China's Space Agency Releases New Footage of Zhurong Probe on Mars - Video

© CNSAA color photo of Mars' north pole taken by Tianwen-1, China's first Mars probe
A color photo of Mars' north pole taken by Tianwen-1, China's first Mars probe - Sputnik International, 1920, 27.06.2021
China's first Mars rover named after the god of war and fire in local mythology landed on the Red Planet in mid-May. According to the China National Space Administration (CNSA), it will study the Martian atmosphere, geological characteristics, as well as the planet's magnetic field. The first findings are expected to be reported this year.

China's space agency has released new images and videos captured by its Zhurong probe on Mars. One of the videos shows the deployment of a parachute system as the probe was landing on Mars, while the other shows the probe roaming the Red Planet's surface.

​The data was sent to Earth via the Tianwen-1 satellite, which has been orbiting the Red Planet since the beginning of the year. State broadcaster CCTV said the Martian explorer has driven 236 metres in 42 sols (Martian days).

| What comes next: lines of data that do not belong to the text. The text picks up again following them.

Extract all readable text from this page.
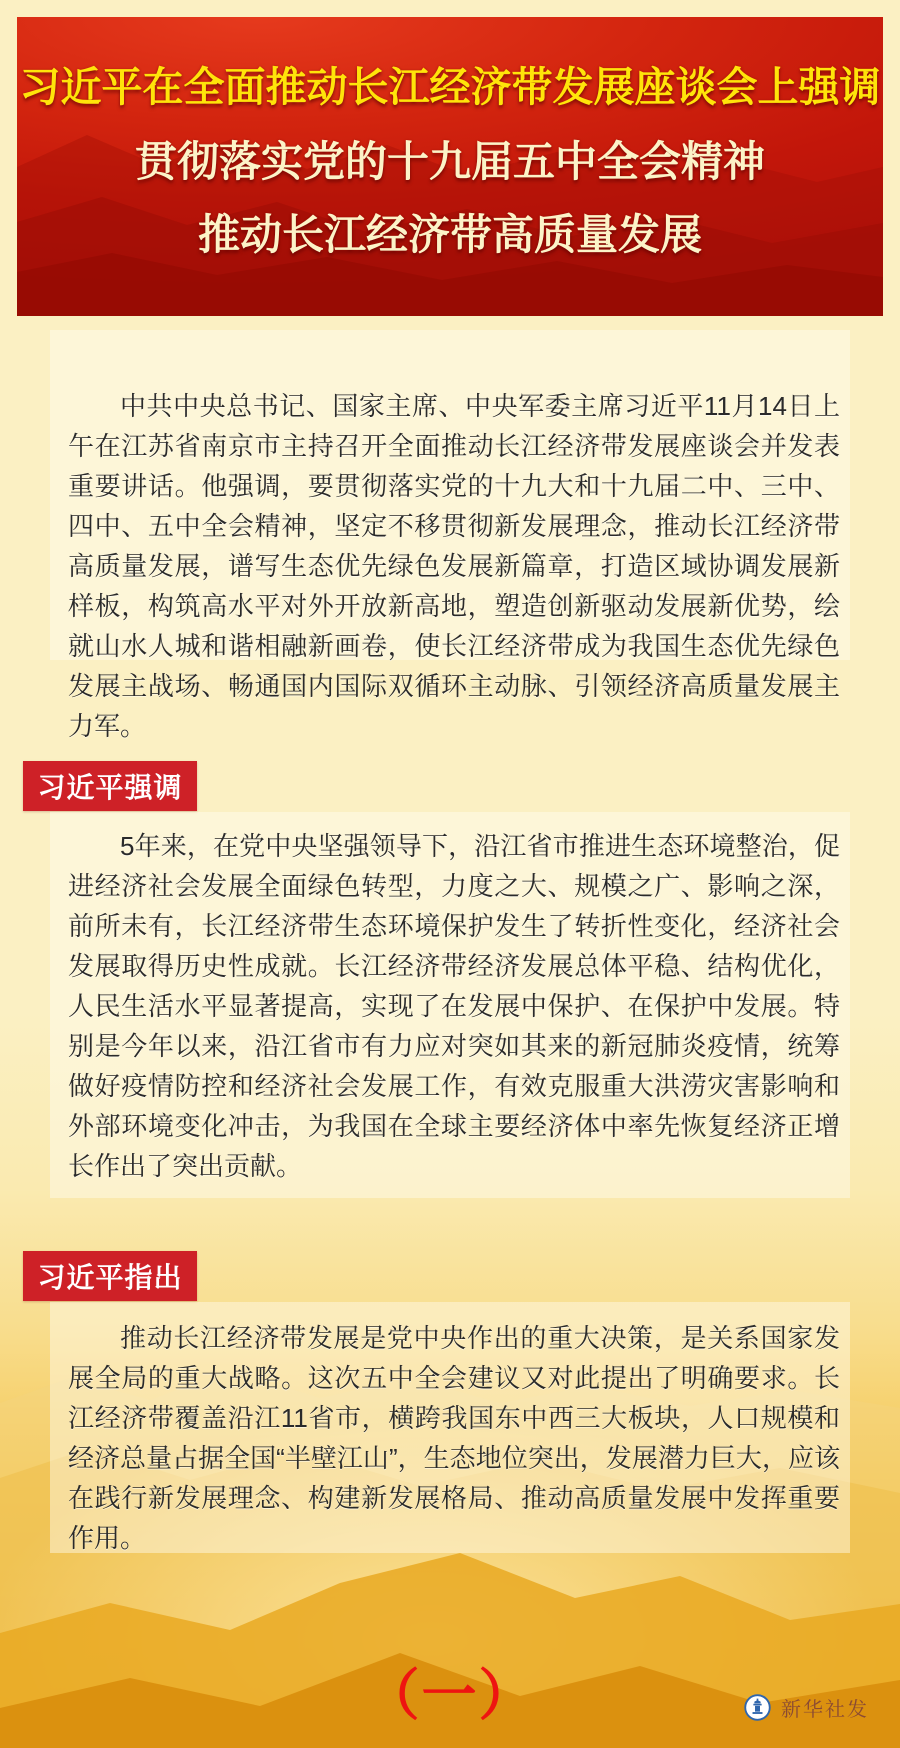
习近平在全面推动长江经济带发展座谈会上强调
贯彻落实党的十九届五中全会精神
推动长江经济带高质量发展

中共中央总书记、国家主席、中央军委主席习近平11月14日上午在江苏省南京市主持召开全面推动长江经济带发展座谈会并发表重要讲话。他强调，要贯彻落实党的十九大和十九届二中、三中、四中、五中全会精神，坚定不移贯彻新发展理念，推动长江经济带高质量发展，谱写生态优先绿色发展新篇章，打造区域协调发展新样板，构筑高水平对外开放新高地，塑造创新驱动发展新优势，绘就山水人城和谐相融新画卷，使长江经济带成为我国生态优先绿色发展主战场、畅通国内国际双循环主动脉、引领经济高质量发展主力军。

习近平强调

5年来，在党中央坚强领导下，沿江省市推进生态环境整治，促进经济社会发展全面绿色转型，力度之大、规模之广、影响之深，前所未有，长江经济带生态环境保护发生了转折性变化，经济社会发展取得历史性成就。长江经济带经济发展总体平稳、结构优化，人民生活水平显著提高，实现了在发展中保护、在保护中发展。特别是今年以来，沿江省市有力应对突如其来的新冠肺炎疫情，统筹做好疫情防控和经济社会发展工作，有效克服重大洪涝灾害影响和外部环境变化冲击，为我国在全球主要经济体中率先恢复经济正增长作出了突出贡献。

习近平指出

推动长江经济带发展是党中央作出的重大决策，是关系国家发展全局的重大战略。这次五中全会建议又对此提出了明确要求。长江经济带覆盖沿江11省市，横跨我国东中西三大板块，人口规模和经济总量占据全国“半壁江山”，生态地位突出，发展潜力巨大，应该在践行新发展理念、构建新发展格局、推动高质量发展中发挥重要作用。

（一）	新华社发
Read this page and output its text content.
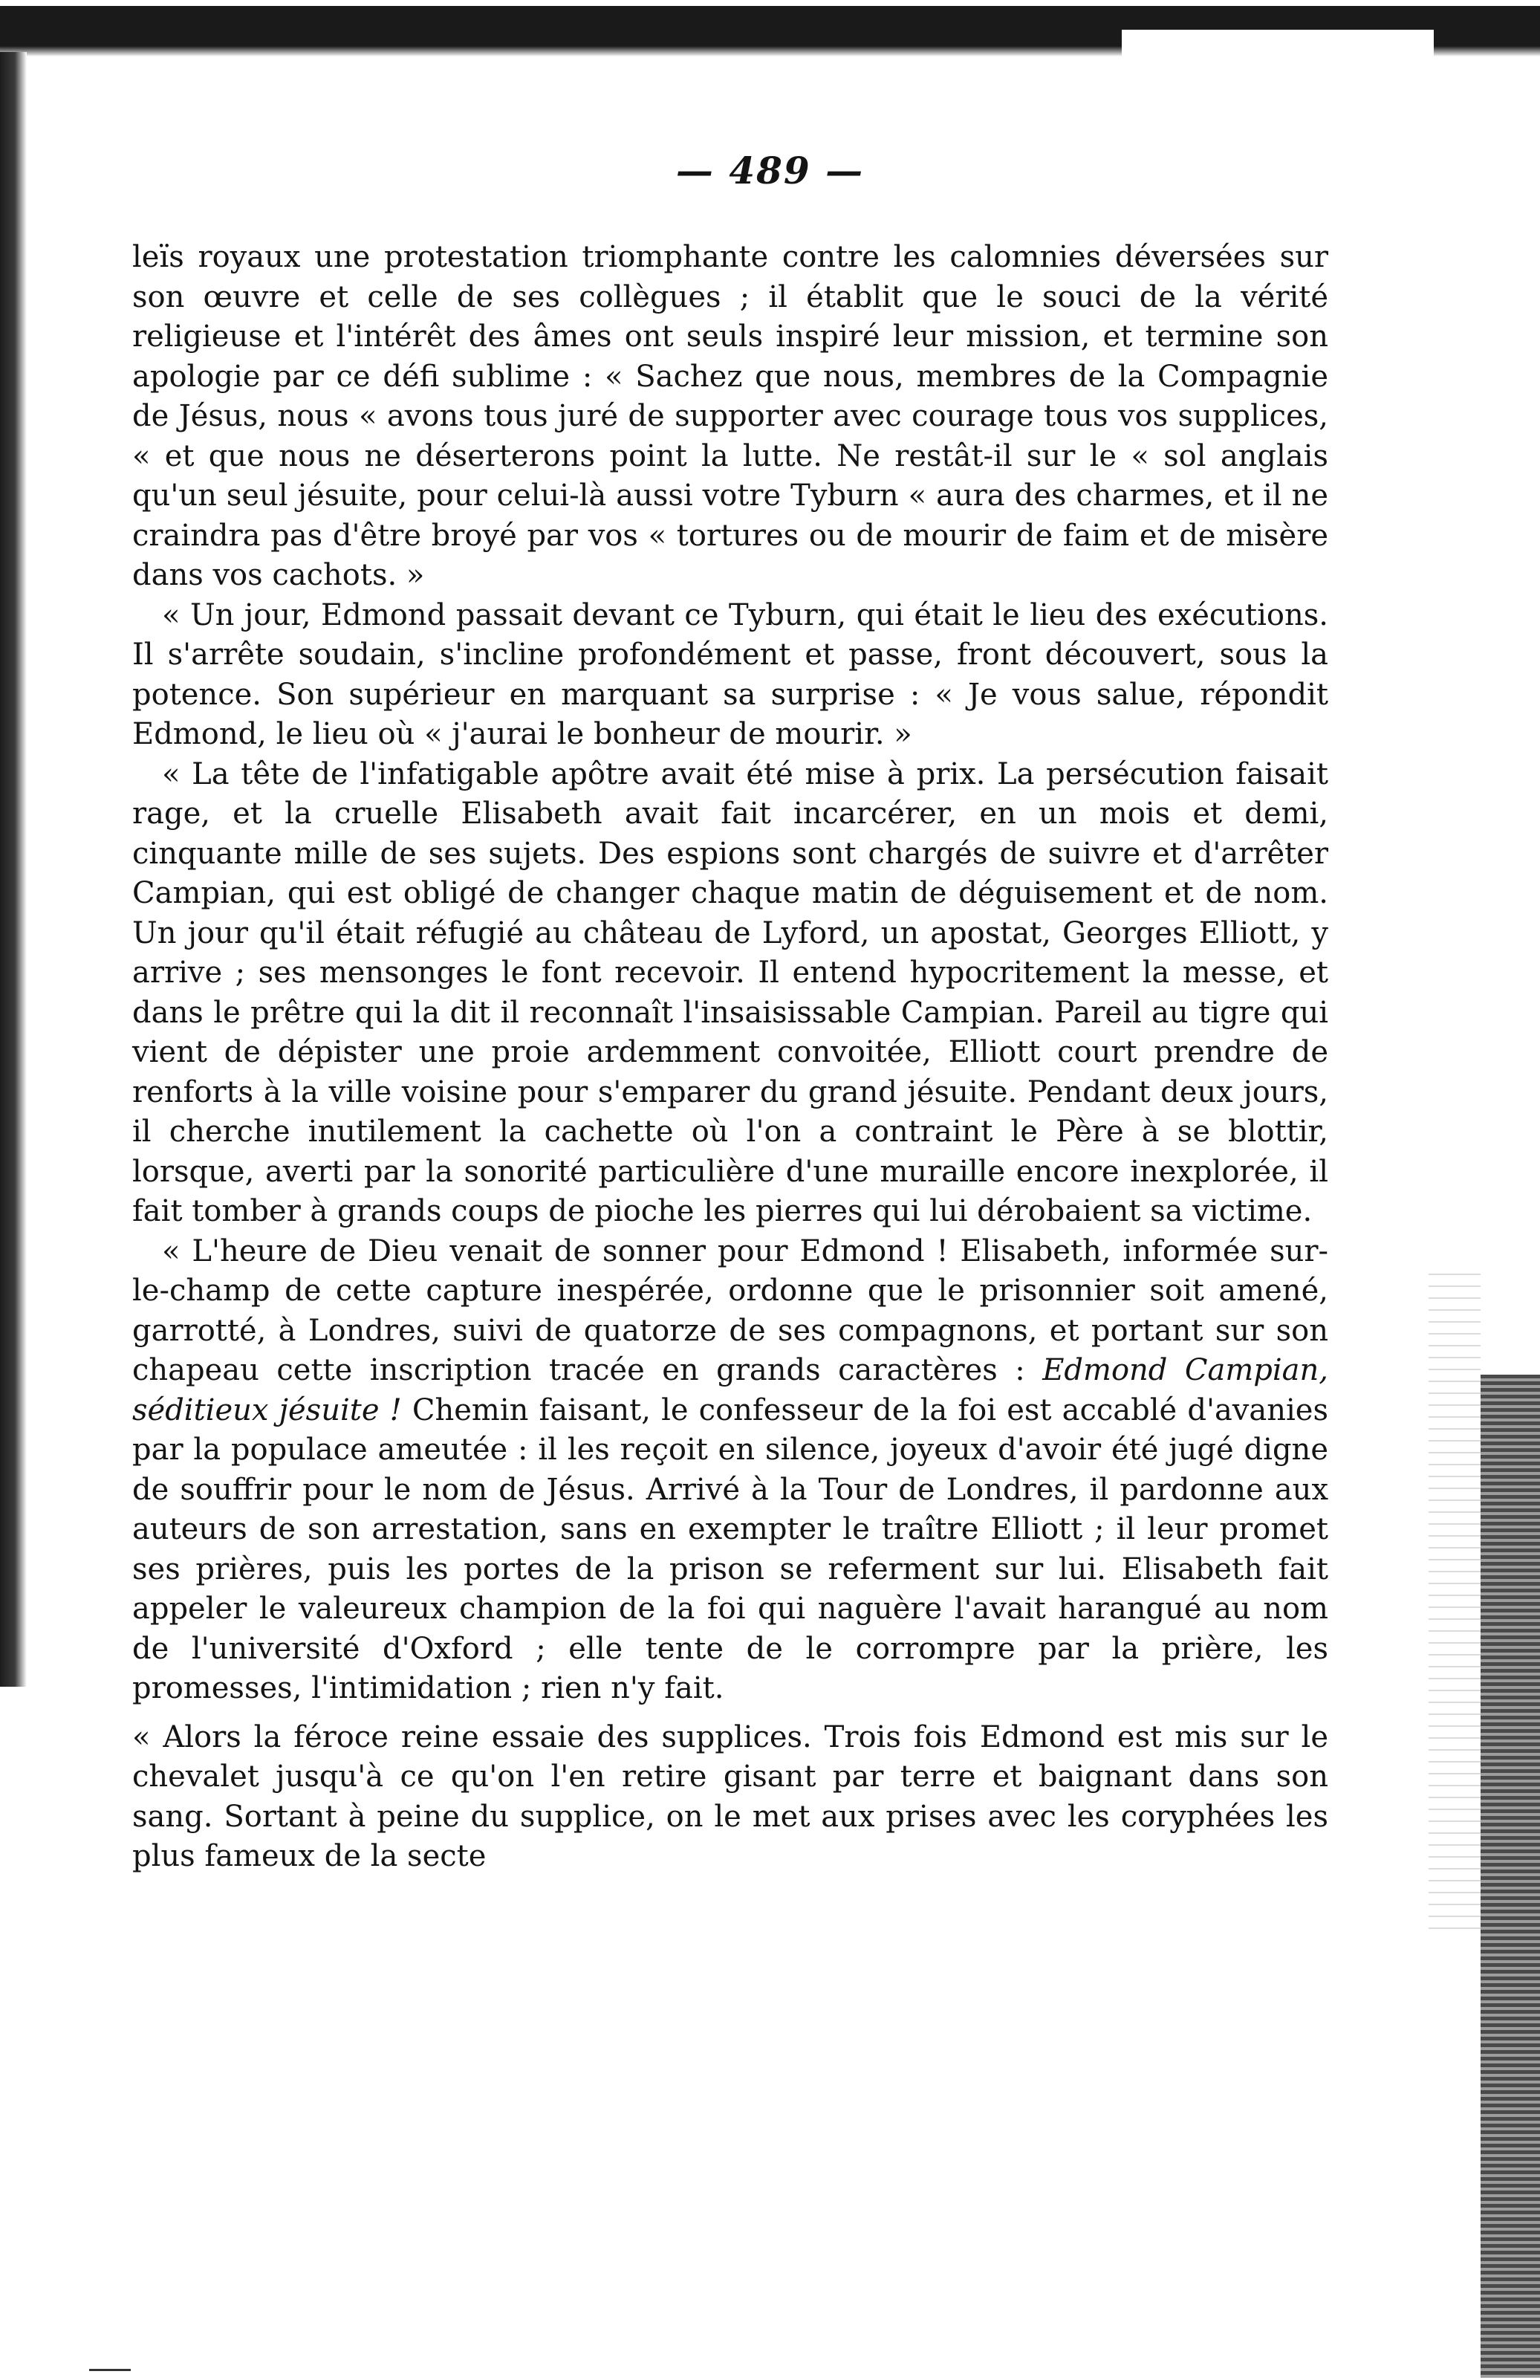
— 489 —

leïs royaux une protestation triomphante contre les calomnies déversées sur son œuvre et celle de ses collègues ; il établit que le souci de la vérité religieuse et l'intérêt des âmes ont seuls inspiré leur mission, et termine son apologie par ce défi sublime : « Sachez que nous, membres de la Compagnie de Jésus, nous « avons tous juré de supporter avec courage tous vos supplices, « et que nous ne déserterons point la lutte. Ne restât-il sur le « sol anglais qu'un seul jésuite, pour celui-là aussi votre Tyburn « aura des charmes, et il ne craindra pas d'être broyé par vos « tortures ou de mourir de faim et de misère dans vos cachots. »

« Un jour, Edmond passait devant ce Tyburn, qui était le lieu des exécutions. Il s'arrête soudain, s'incline profondément et passe, front découvert, sous la potence. Son supérieur en marquant sa surprise : « Je vous salue, répondit Edmond, le lieu où « j'aurai le bonheur de mourir. »

« La tête de l'infatigable apôtre avait été mise à prix. La persécution faisait rage, et la cruelle Elisabeth avait fait incarcérer, en un mois et demi, cinquante mille de ses sujets. Des espions sont chargés de suivre et d'arrêter Campian, qui est obligé de changer chaque matin de déguisement et de nom. Un jour qu'il était réfugié au château de Lyford, un apostat, Georges Elliott, y arrive ; ses mensonges le font recevoir. Il entend hypocritement la messe, et dans le prêtre qui la dit il reconnaît l'insaisissable Campian. Pareil au tigre qui vient de dépister une proie ardemment convoitée, Elliott court prendre de renforts à la ville voisine pour s'emparer du grand jésuite. Pendant deux jours, il cherche inutilement la cachette où l'on a contraint le Père à se blottir, lorsque, averti par la sonorité particulière d'une muraille encore inexplorée, il fait tomber à grands coups de pioche les pierres qui lui dérobaient sa victime.

« L'heure de Dieu venait de sonner pour Edmond ! Elisabeth, informée sur-le-champ de cette capture inespérée, ordonne que le prisonnier soit amené, garrotté, à Londres, suivi de quatorze de ses compagnons, et portant sur son chapeau cette inscription tracée en grands caractères : Edmond Campian, séditieux jésuite ! Chemin faisant, le confesseur de la foi est accablé d'avanies par la populace ameutée : il les reçoit en silence, joyeux d'avoir été jugé digne de souffrir pour le nom de Jésus. Arrivé à la Tour de Londres, il pardonne aux auteurs de son arrestation, sans en exempter le traître Elliott ; il leur promet ses prières, puis les portes de la prison se referment sur lui. Elisabeth fait appeler le valeureux champion de la foi qui naguère l'avait harangué au nom de l'université d'Oxford ; elle tente de le corrompre par la prière, les promesses, l'intimidation ; rien n'y fait.

« Alors la féroce reine essaie des supplices. Trois fois Edmond est mis sur le chevalet jusqu'à ce qu'on l'en retire gisant par terre et baignant dans son sang. Sortant à peine du supplice, on le met aux prises avec les coryphées les plus fameux de la secte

"The orbiter and the Mars rover are in good working condition, reporting safely from Mars to the party and the motherland", reads a statement released by the China National Space Administration (CNSA).

As mentioned earlier, the Zhurong probe will study the Red Planet's atmosphere and geological characteristics, which researchers hope will shed light on the evolution of Mars. However, its primary focus is Utopia Planitia, a huge impact basin, where scientists hope to find signs of water or ice and possibly reveal whether Earth's neighbour ever sustained life.

While Zhurong studies Utopia Planitia, NASA's Perseverance rover has been examining the Jezero crater, which too could contain signs of life.